Based on the number of completed projects, the residential market in Yangon may be approaching equilibrium. An oversupply is possible if all of the projects announced by developers actually get built, but that is difficult to predict.
"What will determine how the market will look like over the next year or two, other than the laws and the banking system, is how many developers will actually build the projects that they have announced," said Mr Gulbrandson
One area that continues to show promise is retail space. The retail market in Myanmar for decades had been very sheltered and inefficient with no real competition before 2013. Over the last three years, however, the shopping scene in Yangon has been transformed by the entry of international investors and brands, according to Mr Tan.
For example, the new Myanmar Plaza by HAGL was almost fully rented out before its opening despite having five floors. International brands such as Nike, Skecher, Chopard, Zegna and many more can be found there, he said.
"Although most people in Myanmar still do not have high spending power, they are saving up to enjoy international products and services that offer better quality," he added.

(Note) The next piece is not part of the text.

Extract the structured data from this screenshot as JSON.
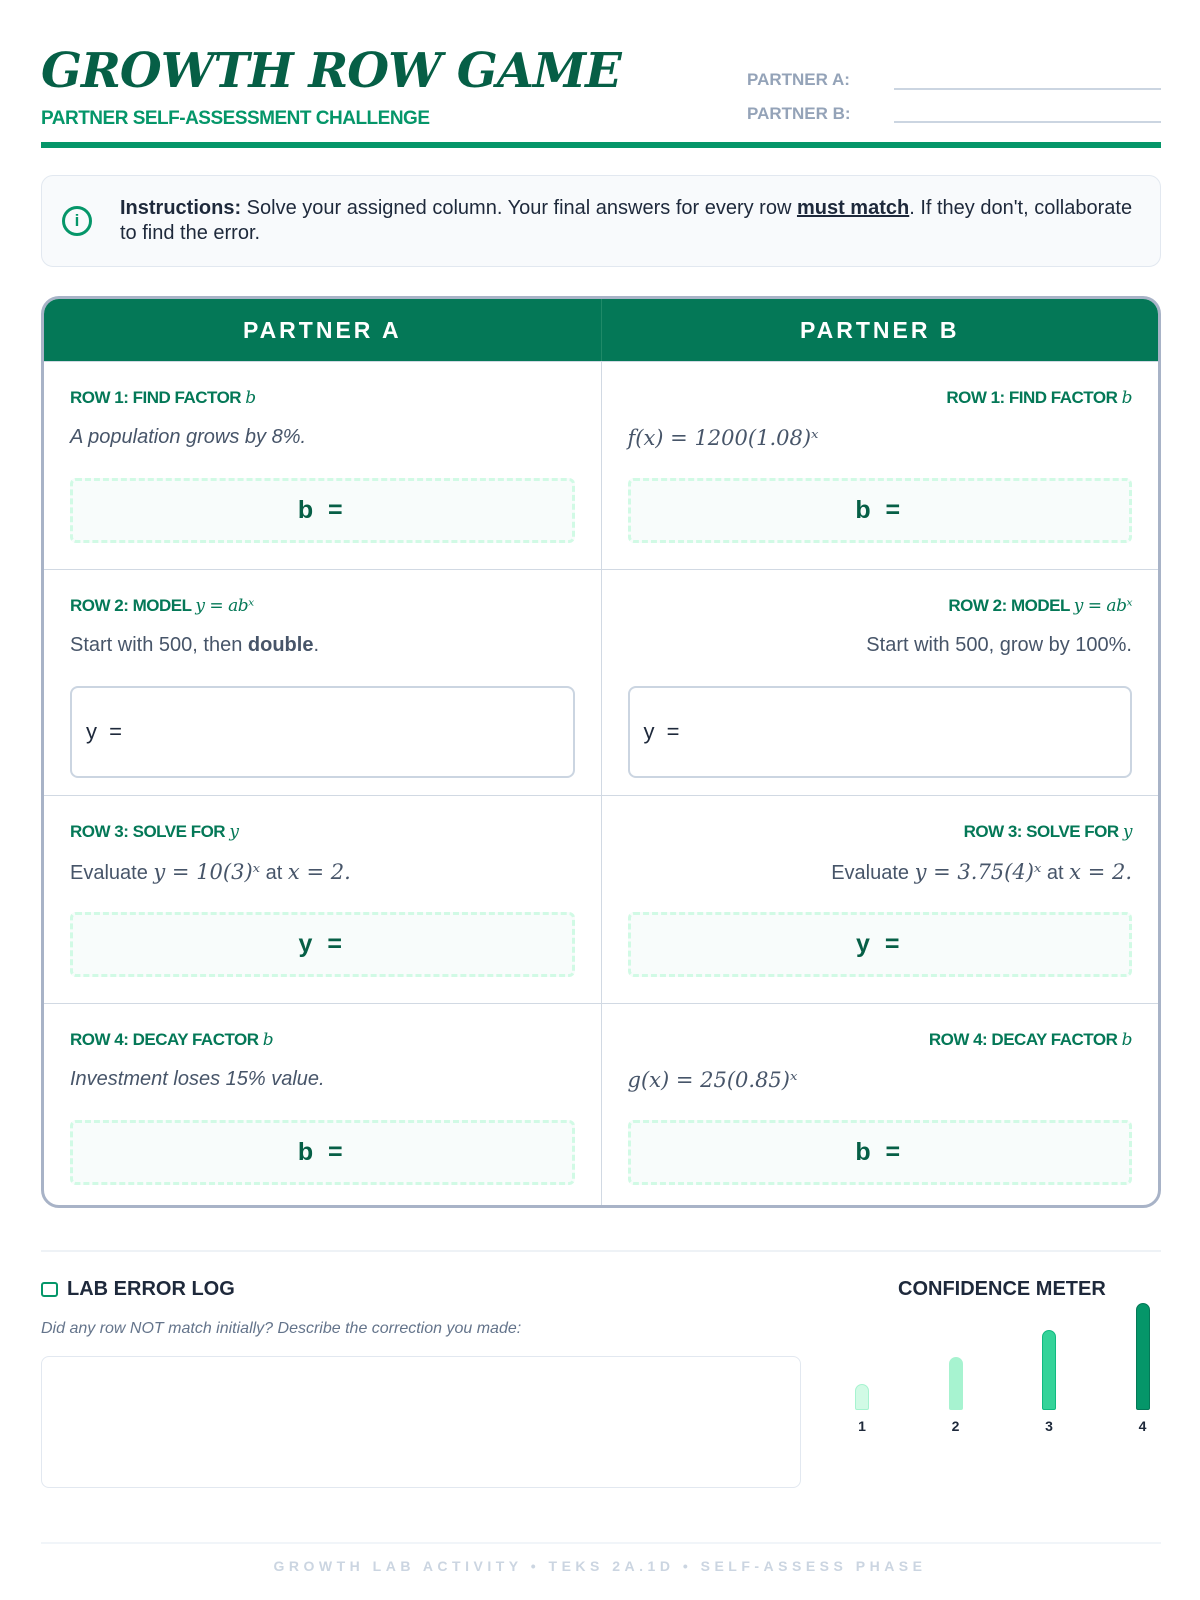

Mr Tan said there had never been a better time to come and do business in Myanmar as the influx of foreign investment and tourists has helped to spur the growth of a middle class in Yangon that aspires to own international brands and seeks international standards of quality and service.
However, Mr Gulbrandson cautioned that the purchasing power of local residents was still limited and foreign brands needed to be aware of what will work in the country.
Looking at the bigger picture, he said that if developers and investors choose the right segments of real estate, there are great opportunities ahead. In his view, the industrial and hospitality sectors are the winners.
"Investors that have made quality investments in the hospitality sector such as hotels and serviced apartments are doing quite well. Big mixed-use projects and industrial developments are seeing a great deal of interest from Thailand, Japan and Korea," he said.
He added that in Myanmar, the standard government lease is usually 50 years, followed by another two 10-year renewals. "The lease length is much more attractive than in Thailand, which has only 30-year leases, even though the [Myanmar] market is more risky," he said.
In his view, residential and retail spaces are not as attractive.
A tenant can only obtain a 12-month lease and that is a risk that retailers or occupiers have to take compared with Thailand, where a 3+3+3 structure -- three consecutive leases of three years each -- is common.
Mr Tan added that mixed-use developments that offer retail space, offices and serviced apartments offer a good opportunity for investors. Given the poor infrastructure in Myanmar, mixed-use developments that bring together complementary, quality services will create a strong attraction for local people and for international businesses.
"This would also mean that many of these developments will have to be pushed out of Yangon City itself as there are not many big plots of empty land left for such a big developments, and even if you can find one the price per square foot may be prohibitive," he said.